Um estudo objectivo das causas desta guerra demonstra que ela pouco ou nada teve que ver com o pequeno episódio da morte do Arquiduque em Sarajevo. Foi claramente uma guerra entre as classes dominantes dos países dominantes da Europa, que por serem estados coloniais envolveu frentes de combate no resto do mundo. Uma guerra oposta pelas forças de esquerda e pacifistas da época, que viam nela claramente um guerra de conquista das burguesias nacionais, de tentativa de resolver as rivalidades entre entre essas burguesias e protelar uma crise do capitalismo (que acabou por suceder nos anos 20, e como proveta de teste para novas tecnologias militares.

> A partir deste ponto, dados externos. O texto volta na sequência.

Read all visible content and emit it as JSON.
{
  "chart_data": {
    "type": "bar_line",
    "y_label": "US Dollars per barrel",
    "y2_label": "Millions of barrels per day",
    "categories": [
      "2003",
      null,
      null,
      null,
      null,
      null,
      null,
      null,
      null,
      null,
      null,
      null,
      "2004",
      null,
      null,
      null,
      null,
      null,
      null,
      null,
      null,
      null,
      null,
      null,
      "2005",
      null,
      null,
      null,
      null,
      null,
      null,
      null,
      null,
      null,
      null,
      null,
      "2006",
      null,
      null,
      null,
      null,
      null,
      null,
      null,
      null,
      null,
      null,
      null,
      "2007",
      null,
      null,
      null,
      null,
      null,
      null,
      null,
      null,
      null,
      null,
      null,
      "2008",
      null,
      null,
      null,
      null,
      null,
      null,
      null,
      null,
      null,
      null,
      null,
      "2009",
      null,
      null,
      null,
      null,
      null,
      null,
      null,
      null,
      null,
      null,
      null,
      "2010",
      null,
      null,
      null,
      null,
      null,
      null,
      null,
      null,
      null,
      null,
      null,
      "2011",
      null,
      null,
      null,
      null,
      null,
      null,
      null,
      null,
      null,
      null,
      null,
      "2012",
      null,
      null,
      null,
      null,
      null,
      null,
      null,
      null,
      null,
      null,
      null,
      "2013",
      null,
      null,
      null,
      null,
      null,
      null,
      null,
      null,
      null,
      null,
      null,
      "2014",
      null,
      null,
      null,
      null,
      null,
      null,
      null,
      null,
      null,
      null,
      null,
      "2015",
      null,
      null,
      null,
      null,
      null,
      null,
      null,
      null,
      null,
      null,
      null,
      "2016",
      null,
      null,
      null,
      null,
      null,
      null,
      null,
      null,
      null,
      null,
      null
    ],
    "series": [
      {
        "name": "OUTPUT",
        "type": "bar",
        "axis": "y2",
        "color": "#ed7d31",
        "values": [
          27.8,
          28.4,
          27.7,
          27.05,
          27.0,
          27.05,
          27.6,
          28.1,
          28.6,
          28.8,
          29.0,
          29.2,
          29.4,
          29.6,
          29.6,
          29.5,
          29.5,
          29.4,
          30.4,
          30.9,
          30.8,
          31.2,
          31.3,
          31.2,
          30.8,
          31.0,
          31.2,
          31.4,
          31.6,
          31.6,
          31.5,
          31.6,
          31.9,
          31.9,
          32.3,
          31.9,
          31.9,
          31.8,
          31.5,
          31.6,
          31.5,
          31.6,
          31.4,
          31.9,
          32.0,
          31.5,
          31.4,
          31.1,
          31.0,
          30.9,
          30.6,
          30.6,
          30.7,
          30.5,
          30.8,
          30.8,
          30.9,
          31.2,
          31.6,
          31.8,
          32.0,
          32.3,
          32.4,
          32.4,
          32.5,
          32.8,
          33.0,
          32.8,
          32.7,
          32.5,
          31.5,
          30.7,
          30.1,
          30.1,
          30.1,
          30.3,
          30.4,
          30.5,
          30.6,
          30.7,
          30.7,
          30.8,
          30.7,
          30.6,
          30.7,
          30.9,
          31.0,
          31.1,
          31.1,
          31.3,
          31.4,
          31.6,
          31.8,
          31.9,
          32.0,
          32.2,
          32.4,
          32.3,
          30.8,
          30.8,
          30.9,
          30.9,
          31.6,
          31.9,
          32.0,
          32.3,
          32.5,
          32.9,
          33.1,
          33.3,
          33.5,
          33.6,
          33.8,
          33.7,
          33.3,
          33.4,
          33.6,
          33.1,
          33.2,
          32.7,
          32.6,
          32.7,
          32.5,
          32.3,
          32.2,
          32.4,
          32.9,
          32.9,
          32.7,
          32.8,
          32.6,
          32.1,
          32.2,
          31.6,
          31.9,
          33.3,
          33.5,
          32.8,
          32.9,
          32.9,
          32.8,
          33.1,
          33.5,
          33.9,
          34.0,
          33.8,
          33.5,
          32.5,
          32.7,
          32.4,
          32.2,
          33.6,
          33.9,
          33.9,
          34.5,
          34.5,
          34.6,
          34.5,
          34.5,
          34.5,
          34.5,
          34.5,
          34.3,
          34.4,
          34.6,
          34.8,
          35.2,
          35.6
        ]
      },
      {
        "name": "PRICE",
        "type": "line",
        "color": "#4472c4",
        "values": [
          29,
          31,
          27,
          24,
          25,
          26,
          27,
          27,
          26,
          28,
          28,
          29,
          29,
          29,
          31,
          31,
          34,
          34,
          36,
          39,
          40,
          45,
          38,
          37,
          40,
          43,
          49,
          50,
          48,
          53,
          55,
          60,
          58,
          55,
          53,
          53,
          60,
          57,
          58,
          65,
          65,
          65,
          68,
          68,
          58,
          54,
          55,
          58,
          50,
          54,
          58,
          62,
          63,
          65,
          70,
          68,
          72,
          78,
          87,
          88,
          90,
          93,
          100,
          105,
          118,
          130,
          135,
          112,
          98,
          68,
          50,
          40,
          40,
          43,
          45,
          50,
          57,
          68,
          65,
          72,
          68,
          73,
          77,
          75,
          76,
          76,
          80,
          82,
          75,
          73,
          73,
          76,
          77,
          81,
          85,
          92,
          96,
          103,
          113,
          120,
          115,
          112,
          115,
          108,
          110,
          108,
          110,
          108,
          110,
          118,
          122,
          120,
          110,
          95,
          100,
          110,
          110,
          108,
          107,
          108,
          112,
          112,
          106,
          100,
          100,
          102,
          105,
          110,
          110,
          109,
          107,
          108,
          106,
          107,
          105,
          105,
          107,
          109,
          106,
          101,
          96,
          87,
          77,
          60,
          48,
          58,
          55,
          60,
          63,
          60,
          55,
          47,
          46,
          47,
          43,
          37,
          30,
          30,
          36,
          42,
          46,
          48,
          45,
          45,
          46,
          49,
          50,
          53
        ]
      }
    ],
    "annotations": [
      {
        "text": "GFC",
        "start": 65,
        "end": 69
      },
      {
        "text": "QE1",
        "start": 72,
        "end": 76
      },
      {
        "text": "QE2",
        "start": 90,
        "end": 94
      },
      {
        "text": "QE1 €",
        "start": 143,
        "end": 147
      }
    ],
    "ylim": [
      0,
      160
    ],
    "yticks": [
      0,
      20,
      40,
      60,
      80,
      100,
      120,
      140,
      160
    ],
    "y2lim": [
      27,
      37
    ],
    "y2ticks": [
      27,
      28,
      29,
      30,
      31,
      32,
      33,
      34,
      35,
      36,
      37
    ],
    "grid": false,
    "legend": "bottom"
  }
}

Para esta guerra foram arrastadas as massas trabalhadores, tirando proveito dos seus sentimentos patrióticos, distorcidos pela propaganda na altura em rivalidades nacionalistas. Foi-lhes prometido que a Guerra iria durar apenas alguns meses, que estariam de volta a casa antes do Natal de 1914. A guerra durou até 1918, e milhões nunca voltaram a casa, outros voltaram sem membros ou severamente traumatizados psicologicamente. Guerra que teve como fruto positivo, o aprofundamento do descontentamento entre a população russa e eventualmente na Revolução Russa de 1917. Curiosamente, a guerra terminou quando a Alemanha estava em ascendente no terreno europeu, mas previu não poder resistir após a entrada tardia dos EUA, até então praticando uma política isolacionista. Mas, as potencias vencedoras, sem qualquer humildade, impuseram exigências à Alemanha que estiveram directamente ligadas à crise económica que teria lugar na Alemanha do pós-guerra, na ascendência do nacional-socialismo, e logo na Segunda Guerra Mundial. A Grande Guerra falhou no seu objectivo de ser "a guerra para acabar com as guerras". Mas as vítimas mais trágicas deste jogo de xadrez imperialista foram os trabalhadores que sofreram e morreram nas trincheiras. Foram heróis? Não estavam a defender a sua pátria nem os interesses da sua classe. Foram gado para chacina, vítimas, obrigados ou doutrinados a mobilizar.